HIV was discovered in the early 1980s, a few years after AIDS was recognized as a disease. The first drug was AZT 4 years later (6-7 years after the pandemic started), and that was a stroke of luck in that they repurposed an oncology drug that just happened to have activity against HIV. The first protease inhibitor (something designed specifically to target an HIV protein) was mid 90s, or ~15 years later.

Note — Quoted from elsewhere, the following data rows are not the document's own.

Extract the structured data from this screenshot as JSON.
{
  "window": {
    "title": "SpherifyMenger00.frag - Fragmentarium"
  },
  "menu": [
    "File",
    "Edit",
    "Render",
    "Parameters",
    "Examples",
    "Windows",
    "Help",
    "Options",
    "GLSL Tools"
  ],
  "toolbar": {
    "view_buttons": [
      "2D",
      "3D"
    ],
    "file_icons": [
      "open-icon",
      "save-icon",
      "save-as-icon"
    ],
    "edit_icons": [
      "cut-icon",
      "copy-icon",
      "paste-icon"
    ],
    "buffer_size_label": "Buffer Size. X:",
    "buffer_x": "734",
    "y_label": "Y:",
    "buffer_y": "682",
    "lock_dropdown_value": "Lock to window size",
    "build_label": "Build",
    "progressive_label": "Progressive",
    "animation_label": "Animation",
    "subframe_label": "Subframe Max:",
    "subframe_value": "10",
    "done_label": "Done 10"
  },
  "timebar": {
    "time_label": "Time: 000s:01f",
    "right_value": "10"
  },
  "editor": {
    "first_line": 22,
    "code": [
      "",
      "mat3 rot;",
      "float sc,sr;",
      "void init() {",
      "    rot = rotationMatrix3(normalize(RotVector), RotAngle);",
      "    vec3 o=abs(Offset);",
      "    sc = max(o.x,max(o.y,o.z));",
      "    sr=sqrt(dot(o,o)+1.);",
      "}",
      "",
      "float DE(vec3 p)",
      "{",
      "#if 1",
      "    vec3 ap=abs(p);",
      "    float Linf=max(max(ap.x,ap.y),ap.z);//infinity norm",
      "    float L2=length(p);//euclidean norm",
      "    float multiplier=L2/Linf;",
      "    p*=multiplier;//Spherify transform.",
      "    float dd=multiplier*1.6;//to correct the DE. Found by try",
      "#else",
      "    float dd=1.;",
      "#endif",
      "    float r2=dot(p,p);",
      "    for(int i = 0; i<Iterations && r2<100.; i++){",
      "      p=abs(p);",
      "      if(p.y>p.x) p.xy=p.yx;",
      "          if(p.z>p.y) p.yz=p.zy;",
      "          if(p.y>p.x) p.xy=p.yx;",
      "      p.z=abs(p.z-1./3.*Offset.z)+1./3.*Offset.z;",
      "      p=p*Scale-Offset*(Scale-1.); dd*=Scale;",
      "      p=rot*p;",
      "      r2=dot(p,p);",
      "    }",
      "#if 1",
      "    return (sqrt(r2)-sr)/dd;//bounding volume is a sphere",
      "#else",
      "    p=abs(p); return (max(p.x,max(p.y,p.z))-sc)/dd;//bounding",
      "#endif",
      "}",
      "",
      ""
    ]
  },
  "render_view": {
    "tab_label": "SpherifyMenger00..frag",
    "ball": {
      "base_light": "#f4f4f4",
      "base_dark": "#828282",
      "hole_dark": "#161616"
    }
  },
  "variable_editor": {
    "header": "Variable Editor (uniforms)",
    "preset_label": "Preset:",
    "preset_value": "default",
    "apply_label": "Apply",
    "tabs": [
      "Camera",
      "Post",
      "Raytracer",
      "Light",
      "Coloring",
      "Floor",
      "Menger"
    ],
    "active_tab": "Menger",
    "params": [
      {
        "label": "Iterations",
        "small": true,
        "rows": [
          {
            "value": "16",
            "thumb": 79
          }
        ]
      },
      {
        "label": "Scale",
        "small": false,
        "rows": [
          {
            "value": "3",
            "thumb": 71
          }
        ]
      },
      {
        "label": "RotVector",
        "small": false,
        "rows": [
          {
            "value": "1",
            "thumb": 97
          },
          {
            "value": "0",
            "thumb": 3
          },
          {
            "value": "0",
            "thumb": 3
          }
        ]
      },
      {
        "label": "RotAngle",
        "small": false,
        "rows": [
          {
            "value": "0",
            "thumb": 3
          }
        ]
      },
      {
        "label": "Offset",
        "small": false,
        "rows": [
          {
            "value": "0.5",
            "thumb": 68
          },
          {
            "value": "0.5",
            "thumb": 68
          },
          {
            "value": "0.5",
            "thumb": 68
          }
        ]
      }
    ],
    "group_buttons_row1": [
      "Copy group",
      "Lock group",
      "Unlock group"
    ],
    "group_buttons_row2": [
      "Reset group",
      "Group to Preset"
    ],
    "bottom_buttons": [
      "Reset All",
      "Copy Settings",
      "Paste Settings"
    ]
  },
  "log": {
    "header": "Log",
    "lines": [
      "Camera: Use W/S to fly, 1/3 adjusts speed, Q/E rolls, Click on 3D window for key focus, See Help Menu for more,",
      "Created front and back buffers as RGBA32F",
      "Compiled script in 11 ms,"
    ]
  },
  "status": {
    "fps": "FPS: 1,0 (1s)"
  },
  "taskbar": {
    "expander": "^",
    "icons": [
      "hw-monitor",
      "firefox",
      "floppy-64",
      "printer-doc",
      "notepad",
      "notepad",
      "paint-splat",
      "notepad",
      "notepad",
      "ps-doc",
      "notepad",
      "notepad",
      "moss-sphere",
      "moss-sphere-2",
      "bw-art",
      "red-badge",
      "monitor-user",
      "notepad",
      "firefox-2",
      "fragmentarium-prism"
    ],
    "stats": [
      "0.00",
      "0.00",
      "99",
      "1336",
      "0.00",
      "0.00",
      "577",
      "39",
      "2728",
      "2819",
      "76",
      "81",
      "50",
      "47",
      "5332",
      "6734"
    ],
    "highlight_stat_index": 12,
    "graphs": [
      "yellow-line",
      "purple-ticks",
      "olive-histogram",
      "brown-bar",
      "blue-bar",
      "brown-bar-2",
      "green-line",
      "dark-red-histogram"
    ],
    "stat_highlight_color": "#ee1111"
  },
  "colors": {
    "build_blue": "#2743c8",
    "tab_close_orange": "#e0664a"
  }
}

Contrast that to COVID-19, where we had a bajillion genome sequences within months of the virus spreading, RNA-Seq datasets from infected patient lungs which led to a number of therapeutic trials (unfortunately didn't pan out, but still good shots on goal). We had paxlovid (a COVID-19 specific protease inhibitor) within a year. We had mRNA vaccines in a similar timeframe, which were more effective than anything we'd seen prior and outperformed anything the Chinese could do - how many other American institutions can say the same? That's about a 10x compression in timelines for identifying, characterizing and developing drugs to an emerging virus.

All of this, pearls before swine. Hundreds of thousands? Millions? of man hours by people like me all so some retard on twitter can go viral (no pun intended) for writing some hysterical slop about how the mRNA vaccines are going to cause mass infertility/blood clots/insta-death (how did all those predictions pan out?). The public has no idea how much effort is expended on things you would never think of - pharmacology, every manufacturing/storage/distribution step, toxicology and safety, in vitro and preclinical models. The public is ignorant of how far we've come, and the oceans of sweat and tears and grinding in the lab that have built this edifice to improve their lives.

Half the country saying the FDA moved too quickly, mRNA vaccines are dangerous, blah blah blah. Other half saying they have the blood of hundreds of thousands on their hands. Half the country saying lockdowns are ineffective (as if China didn't exist), the other half that the government doesn't care about their safety and people are dying. Maybe in addition to the internet, the other thing that's changed is everyone with a twitter account feels entitled to weigh in on every issue.

Just look at NASA.

I don't think NASA is a good example; their mandate means they were always going to have much less friction surface with the general population than most of what we call "institutions".

Perhaps you're right. On the other hand, though, we should expect this to increase their competency, though, since they are going to be less distorted by that friction; instead it seems their competency has declined.

NASAs competency has been consistently lousy since the end of the Apollo program, no?